2024-12-25 23:21:41 +03:00 · 2021-04-26 11:44:31 +02:00 · 2021-04-26 11:44:31 +02:00 · 84ca0b2e41
commit 84ca0b2e41
parent 5355c7e420
3 changed files with 60 additions and 34 deletions
--- a/server/src/uds/REST/methods/tickets.py
+++ b/server/src/uds/REST/methods/tickets.py
@ -129,6 +129,9 @@ class Tickets(Handler):
        userIp: typing.Optional[str] = self._params.get('userIp', None)

        try:
+            servicePoolId = None
+            transportId = None
+
            authId = self._params.get('authId', None)
            authName = self._params.get('auth', None)
            authTag = self._params.get('authTag', self._params.get('authSmallName', None))
@ -161,39 +164,61 @@ class Tickets(Handler):
            realname: str = self._params.get('realname', self._params['username'])

            if 'servicePool' in self._params:
-                servicePool: models.ServicePool = models.ServicePool.objects.get(uuid=processUuid(self._params['servicePool']))
+                # Check if is pool or metapool
+                poolUuid = processUuid(self._params['servicePool'])
+                pool : typing.Union[models.ServicePool, models.MetaPool]

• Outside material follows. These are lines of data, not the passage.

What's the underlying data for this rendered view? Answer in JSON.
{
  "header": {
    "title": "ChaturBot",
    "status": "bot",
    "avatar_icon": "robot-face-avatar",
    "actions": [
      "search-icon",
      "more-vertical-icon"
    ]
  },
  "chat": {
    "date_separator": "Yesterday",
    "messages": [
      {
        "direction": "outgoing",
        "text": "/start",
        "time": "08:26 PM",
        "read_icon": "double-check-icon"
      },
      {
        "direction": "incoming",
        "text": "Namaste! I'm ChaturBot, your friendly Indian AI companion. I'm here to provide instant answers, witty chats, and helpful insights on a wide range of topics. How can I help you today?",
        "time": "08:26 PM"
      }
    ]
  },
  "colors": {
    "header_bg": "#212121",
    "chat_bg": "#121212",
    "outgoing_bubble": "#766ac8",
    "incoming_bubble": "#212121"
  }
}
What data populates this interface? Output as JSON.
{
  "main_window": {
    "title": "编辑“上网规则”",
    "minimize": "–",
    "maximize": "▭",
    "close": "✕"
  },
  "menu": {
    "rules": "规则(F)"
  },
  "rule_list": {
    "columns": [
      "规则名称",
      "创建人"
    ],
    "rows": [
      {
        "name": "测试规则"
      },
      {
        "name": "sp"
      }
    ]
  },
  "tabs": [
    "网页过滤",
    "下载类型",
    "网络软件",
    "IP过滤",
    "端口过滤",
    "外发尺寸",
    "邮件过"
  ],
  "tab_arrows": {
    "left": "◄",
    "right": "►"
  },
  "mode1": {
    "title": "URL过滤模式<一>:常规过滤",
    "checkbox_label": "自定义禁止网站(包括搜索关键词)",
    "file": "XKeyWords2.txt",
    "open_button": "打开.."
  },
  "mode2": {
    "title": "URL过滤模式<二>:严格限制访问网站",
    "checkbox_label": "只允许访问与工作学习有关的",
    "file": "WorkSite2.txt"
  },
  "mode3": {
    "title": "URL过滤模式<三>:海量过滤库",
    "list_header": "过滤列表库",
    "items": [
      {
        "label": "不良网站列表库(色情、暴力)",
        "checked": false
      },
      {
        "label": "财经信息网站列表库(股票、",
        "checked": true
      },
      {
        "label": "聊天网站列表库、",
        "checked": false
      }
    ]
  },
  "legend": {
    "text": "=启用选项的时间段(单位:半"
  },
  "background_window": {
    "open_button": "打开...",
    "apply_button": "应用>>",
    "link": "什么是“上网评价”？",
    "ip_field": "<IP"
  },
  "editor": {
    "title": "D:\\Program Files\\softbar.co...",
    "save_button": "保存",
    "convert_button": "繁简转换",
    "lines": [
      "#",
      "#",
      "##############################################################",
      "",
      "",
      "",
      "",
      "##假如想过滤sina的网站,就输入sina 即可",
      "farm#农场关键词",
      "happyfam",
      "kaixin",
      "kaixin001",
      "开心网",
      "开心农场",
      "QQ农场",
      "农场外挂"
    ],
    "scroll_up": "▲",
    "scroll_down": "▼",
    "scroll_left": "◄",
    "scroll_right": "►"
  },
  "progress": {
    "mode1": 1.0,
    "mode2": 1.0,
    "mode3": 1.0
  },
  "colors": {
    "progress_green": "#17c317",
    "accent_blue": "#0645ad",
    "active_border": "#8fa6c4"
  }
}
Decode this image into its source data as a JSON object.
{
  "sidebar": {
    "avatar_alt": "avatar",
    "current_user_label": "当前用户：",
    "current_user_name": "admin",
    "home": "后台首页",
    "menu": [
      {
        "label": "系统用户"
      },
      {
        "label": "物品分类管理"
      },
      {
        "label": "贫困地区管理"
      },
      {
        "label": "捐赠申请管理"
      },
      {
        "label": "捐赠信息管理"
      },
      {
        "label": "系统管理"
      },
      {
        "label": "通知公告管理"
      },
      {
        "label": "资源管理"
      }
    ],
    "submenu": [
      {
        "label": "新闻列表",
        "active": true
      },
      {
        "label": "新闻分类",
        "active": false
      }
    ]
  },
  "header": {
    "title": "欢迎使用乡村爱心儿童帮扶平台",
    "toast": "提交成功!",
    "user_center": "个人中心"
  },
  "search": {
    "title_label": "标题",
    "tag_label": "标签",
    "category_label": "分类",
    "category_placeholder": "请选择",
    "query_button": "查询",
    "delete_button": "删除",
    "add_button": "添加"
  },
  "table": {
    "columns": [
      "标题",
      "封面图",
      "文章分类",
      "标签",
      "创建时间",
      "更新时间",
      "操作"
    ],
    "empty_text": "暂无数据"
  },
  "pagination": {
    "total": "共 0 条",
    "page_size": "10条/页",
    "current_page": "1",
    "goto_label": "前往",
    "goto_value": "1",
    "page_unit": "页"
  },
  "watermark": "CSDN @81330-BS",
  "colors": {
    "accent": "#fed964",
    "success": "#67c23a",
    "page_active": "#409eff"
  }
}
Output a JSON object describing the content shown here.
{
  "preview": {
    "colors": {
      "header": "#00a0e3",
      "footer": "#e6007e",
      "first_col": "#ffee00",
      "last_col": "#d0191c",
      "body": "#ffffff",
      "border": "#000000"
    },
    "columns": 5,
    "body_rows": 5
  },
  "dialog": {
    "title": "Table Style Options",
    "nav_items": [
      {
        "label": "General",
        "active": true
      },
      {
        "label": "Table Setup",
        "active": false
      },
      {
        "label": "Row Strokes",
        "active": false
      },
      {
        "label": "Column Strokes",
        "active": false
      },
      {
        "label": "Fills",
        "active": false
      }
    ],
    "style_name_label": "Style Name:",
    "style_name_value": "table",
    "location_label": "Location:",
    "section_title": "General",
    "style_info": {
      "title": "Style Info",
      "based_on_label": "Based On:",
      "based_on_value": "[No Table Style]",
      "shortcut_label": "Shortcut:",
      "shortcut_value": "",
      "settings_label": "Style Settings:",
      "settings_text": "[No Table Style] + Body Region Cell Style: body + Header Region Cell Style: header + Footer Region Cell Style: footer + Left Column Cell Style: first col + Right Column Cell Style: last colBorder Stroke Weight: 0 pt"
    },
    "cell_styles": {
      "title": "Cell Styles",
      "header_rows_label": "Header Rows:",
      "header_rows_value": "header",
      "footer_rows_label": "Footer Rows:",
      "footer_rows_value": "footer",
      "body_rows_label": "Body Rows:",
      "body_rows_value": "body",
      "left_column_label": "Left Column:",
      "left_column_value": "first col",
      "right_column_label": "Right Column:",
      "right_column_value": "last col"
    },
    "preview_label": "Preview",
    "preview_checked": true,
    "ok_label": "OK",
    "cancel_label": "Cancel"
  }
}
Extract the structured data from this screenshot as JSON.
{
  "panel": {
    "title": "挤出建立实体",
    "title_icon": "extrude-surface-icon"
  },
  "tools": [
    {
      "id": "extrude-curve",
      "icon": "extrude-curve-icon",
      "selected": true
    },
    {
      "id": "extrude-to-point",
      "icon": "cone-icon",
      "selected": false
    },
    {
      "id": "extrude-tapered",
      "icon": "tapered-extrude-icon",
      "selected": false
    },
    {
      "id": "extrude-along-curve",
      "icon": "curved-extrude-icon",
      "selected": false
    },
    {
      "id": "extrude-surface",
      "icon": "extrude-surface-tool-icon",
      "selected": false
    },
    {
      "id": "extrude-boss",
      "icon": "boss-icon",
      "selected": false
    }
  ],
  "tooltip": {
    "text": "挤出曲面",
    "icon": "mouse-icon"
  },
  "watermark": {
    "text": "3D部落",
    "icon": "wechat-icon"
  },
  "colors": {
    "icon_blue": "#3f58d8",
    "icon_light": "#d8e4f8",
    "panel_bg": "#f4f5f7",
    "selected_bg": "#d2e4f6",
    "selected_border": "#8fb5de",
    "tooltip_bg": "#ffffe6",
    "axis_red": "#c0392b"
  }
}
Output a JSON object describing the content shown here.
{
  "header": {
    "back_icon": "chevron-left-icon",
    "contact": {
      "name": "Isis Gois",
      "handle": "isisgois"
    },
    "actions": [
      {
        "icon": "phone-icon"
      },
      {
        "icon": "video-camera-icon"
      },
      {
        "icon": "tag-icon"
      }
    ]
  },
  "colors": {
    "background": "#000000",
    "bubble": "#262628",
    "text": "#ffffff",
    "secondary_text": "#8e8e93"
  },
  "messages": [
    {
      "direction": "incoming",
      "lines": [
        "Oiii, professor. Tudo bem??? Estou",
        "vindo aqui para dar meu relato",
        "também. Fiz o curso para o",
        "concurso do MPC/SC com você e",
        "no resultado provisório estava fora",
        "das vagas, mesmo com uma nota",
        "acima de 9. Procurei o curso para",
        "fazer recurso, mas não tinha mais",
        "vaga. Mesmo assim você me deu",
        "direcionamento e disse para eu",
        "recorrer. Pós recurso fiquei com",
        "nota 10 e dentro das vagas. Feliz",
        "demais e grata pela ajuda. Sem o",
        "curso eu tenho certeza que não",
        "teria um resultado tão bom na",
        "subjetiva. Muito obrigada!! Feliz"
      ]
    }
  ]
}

-                # If forced that servicePool must honor groups
-                if force:
-                    for addGrp in set(groupIds) - set(servicePool.assignedGroups.values_list('uuid', flat=True)):
-                        servicePool.assignedGroups.add(auth.groups.get(uuid=addGrp))
+                try:
+                    pool = typing.cast(models.MetaPool, models.MetaPool.objects.get(uuid=poolUuid))  # If not an metapool uuid, will process it as a servicePool
+                    if force:
+                        # First, add groups to metapool
+                        for addGrp in set(groupIds) - set(pool.assignedGroups.values_list('uuid', flat=True)):
+                            pool.assignedGroups.add(auth.groups.get(uuid=addGrp))
+                        # And now, to ALL metapool members
+                        for memberPool in pool.members.all():
+                            # First, add groups to metapool
+                            for addGrp in set(groupIds) - set(memberPool.assignedGroups.values_list('uuid', flat=True)):
+                                memberPool.assignedGroups.add(auth.groups.get(uuid=addGrp))
+                            
+                    # For metapool, transport is ignored..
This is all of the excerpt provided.